As part of its “Benchmark Best Practices” series, COACHE surveyed faculty at its member institutions — more than 200 colleges and universities across the United States — about their satisfaction with the amount of time they spent on teaching, the number and level of courses they teach, and how the teaching workload is distributed, among other questions.

COACHE found that institutions with the greatest concentration of happy teachers were those that clearly communicated expectations for teaching from the earliest moments of a faculty member’s affiliation. They consistently supported faculty in their pedagogical development, and they rewarded them for excellence.

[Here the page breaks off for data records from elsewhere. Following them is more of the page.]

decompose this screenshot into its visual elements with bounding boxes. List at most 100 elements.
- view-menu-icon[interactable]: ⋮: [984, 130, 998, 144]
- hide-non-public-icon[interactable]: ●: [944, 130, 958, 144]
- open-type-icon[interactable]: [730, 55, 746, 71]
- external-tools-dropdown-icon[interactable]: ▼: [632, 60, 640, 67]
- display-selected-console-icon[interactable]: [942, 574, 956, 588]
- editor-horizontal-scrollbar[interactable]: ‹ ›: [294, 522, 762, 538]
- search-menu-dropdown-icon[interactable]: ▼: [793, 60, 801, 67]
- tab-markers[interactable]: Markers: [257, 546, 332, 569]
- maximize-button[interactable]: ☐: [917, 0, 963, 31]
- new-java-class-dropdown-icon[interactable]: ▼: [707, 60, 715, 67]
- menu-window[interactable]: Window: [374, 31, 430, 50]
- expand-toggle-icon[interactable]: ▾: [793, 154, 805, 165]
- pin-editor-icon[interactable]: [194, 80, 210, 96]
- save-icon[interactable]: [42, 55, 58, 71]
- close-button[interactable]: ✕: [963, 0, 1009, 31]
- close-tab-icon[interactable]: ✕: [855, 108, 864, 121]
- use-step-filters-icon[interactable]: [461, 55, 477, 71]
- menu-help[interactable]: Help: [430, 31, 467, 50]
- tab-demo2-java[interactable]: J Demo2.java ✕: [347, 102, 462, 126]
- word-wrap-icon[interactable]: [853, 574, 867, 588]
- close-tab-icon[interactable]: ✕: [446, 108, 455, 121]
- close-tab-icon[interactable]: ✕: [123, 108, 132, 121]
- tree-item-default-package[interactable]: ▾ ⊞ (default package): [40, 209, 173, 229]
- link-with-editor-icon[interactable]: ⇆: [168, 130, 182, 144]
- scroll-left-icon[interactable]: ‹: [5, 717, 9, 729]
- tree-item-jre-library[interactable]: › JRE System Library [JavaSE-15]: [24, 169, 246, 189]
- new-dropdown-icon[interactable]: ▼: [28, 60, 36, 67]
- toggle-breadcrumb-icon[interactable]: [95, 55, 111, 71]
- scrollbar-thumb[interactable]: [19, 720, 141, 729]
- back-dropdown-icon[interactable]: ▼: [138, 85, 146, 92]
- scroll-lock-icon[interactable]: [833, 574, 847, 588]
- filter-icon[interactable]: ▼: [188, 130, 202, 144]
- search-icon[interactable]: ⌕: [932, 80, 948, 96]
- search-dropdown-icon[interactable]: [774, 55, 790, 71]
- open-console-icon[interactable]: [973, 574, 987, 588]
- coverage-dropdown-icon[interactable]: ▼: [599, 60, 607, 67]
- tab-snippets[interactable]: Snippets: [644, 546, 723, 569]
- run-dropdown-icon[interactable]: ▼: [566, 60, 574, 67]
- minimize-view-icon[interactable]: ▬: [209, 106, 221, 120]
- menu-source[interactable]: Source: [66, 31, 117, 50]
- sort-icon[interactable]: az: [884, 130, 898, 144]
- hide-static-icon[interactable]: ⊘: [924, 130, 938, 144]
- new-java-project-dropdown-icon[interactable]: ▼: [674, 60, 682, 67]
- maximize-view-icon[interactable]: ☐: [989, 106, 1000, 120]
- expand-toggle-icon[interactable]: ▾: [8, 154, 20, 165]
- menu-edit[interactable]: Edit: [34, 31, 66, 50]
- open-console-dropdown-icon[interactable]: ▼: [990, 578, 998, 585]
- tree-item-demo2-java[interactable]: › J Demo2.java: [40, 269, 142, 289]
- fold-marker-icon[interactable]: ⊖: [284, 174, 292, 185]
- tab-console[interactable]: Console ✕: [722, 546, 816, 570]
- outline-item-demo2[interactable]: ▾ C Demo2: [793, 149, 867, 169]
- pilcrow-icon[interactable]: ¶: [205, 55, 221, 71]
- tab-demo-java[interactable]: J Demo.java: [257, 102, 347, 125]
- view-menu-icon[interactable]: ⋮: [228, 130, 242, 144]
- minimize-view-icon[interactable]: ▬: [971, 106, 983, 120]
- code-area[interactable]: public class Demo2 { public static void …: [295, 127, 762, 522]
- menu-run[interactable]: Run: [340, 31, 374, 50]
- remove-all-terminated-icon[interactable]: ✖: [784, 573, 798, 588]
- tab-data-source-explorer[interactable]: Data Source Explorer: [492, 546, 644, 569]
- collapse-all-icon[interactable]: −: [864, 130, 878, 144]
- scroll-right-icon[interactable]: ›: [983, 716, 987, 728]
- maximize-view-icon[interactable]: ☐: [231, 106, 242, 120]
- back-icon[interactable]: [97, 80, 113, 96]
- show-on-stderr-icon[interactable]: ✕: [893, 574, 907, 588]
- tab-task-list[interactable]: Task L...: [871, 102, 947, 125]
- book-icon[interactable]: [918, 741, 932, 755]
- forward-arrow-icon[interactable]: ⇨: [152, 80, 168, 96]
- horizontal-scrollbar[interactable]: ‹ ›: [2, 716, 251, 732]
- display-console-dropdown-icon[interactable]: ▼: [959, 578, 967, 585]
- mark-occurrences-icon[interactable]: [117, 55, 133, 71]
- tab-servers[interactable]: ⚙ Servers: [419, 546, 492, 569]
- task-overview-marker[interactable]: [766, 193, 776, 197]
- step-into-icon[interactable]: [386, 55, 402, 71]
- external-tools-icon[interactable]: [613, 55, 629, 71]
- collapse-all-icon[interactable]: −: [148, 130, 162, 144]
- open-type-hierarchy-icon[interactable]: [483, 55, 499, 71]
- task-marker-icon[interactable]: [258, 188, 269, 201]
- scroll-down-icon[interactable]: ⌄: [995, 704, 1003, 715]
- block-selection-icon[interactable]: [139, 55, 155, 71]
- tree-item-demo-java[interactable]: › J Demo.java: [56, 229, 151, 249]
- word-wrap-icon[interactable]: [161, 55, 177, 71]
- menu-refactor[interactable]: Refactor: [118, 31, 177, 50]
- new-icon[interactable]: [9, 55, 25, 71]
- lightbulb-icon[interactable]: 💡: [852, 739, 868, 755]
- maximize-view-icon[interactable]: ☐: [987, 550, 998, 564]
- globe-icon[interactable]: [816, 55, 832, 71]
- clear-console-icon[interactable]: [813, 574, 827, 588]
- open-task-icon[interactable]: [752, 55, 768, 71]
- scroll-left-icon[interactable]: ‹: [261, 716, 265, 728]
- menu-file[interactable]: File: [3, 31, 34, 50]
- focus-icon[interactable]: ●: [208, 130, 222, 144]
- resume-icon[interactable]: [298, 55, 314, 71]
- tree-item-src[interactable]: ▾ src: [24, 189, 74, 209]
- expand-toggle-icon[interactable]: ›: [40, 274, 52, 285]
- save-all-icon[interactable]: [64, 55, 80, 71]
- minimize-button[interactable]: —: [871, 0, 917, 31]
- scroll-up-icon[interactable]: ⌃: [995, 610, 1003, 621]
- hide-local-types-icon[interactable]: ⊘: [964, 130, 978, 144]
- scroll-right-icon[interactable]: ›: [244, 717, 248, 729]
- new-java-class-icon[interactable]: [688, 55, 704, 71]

For institutions seeking to improve the teaching climate on their own campuses  and to bolster the effectiveness of their teachers — the report offers the following recommendations:

  • Recruit faculty who identify as strong teachers. Hire faculty with the explicit aim that they will become outstanding teachers.
  • Take steps to ensure that faculty perceive that expectations for teaching are manageable and just. Support them in striking the balance between expectations and available time.
  • Allow for autonomy in course selection, planning, and content, so that faculty interests can be fully engaged. 
  • Support faculty in improving their classroom skills by providing ongoing development opportunities.
  • Celebrate the primacy of teaching. Effective institutions offer significant grants for pedagogical development and innovation, and they hold well-publicized ceremonies to honor superb teaching, often enhancing the prestige of these ceremonies with a meaningful award.

In addition to offering general advice, the white paper cites specific examples from the College of the Holy Cross, Hamilton College, Hobart and William Smith Colleges, Kenyon College, Middlebury College, Stonehill College, and the University of North Carolina at Chapel Hill.

“At COACHE, we challenge academic leaders to seek inspiration and support beyond their ‘near peers,’” says Kiernan Mathews, director and principal investigator of COACHE. “So research universities are learning — and applying — from their liberal arts college partners in our project.”